Increased Expression of EZH2 Is Mediated by Higher Glycolysis and mTORC1 Activation in Lupus CD4+ T Cells

Abstract

Objective: EZH2 is overexpressed in CD4+ T cells from patients with systemic lupus erythematosus (SLE). Increased disease activity in SLE patients is associated with a proinflammatory epigenetic shift in naïve CD4+ T cells, likely mediated by EZH2. Here we aim to understand the upstream mechanisms underlying EZH2 overexpression in SLE CD4+ T cells. Methods: Naïve CD4+ T cells were isolated from SLE patients and then stimulated with anti-CD3/anti-CD28. qPCR and Western blotting were used to measure mRNA and protein expression levels, respectively. 2-Deoxy-D-glucose (2-DG) was used to inhibit glycolysis. mTORC1 signaling was inhibited using rapamycin.

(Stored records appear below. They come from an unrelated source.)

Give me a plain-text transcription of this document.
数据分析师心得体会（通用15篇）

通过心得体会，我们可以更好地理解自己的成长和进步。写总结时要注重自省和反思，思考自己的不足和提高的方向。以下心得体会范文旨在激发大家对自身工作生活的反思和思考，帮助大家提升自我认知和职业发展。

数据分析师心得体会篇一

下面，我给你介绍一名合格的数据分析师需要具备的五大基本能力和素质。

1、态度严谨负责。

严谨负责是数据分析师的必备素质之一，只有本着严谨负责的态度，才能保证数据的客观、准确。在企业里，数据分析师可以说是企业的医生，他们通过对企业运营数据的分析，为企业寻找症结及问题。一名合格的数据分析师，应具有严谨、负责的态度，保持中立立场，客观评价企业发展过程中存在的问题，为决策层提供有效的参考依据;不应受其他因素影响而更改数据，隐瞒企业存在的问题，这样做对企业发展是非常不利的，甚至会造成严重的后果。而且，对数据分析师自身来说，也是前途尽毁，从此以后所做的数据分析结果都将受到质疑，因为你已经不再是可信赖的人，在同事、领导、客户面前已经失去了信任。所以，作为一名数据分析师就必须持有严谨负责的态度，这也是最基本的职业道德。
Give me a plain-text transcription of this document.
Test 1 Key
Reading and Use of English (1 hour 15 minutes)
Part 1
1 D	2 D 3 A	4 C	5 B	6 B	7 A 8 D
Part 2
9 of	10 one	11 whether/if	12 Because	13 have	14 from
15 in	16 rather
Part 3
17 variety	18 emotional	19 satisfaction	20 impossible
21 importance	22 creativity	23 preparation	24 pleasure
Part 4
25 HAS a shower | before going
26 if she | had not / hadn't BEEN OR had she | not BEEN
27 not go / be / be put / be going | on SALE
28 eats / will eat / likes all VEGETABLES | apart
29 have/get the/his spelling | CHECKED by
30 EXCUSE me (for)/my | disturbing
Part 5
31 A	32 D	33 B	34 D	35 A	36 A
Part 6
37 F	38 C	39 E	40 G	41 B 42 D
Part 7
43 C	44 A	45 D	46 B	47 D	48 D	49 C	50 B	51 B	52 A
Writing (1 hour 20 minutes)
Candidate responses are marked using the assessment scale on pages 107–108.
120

Oxidative stress was induced by H2O2. Results: Because glycolysis is increased in SLE CD4+ T cells and glycolysis regulates miR-26a and miR-101, which target EZH2, we examined the effect of inhibiting glycolysis on EZH2 expression. 2-DG significantly inhibited EZH2 expression in SLE CD4+ T cells. In addition, 2-DG restored the expression of miR-26a and miR-101, suggesting that suppression of EZH2 by 2-DG occurs at the post-transcriptional level. Because mTORC1 is activated in SLE CD4+ T cells in part due to increased oxidative stress, and mTORC1 activation increases glycolysis, we hypothesized that mTORC1 mediates increased EZH2 expression. Indeed, inhibiting mTORC1 increased miR-26a and miR-101 and suppressed EZH2 expression in SLE CD4+ T cells. Further, H2O2 treatment increased EZH2 expression, however, this effect appears to be independent of miR-26a and miR-101. Conclusion: Increased EZH2 is mediated by activation of mTORC1 and increased glycolysis in SLE CD4+ T cells. Therapeutic effects from inhibiting mTOR or glycolysis in SLE might be in part mediated by suppression of EZH2.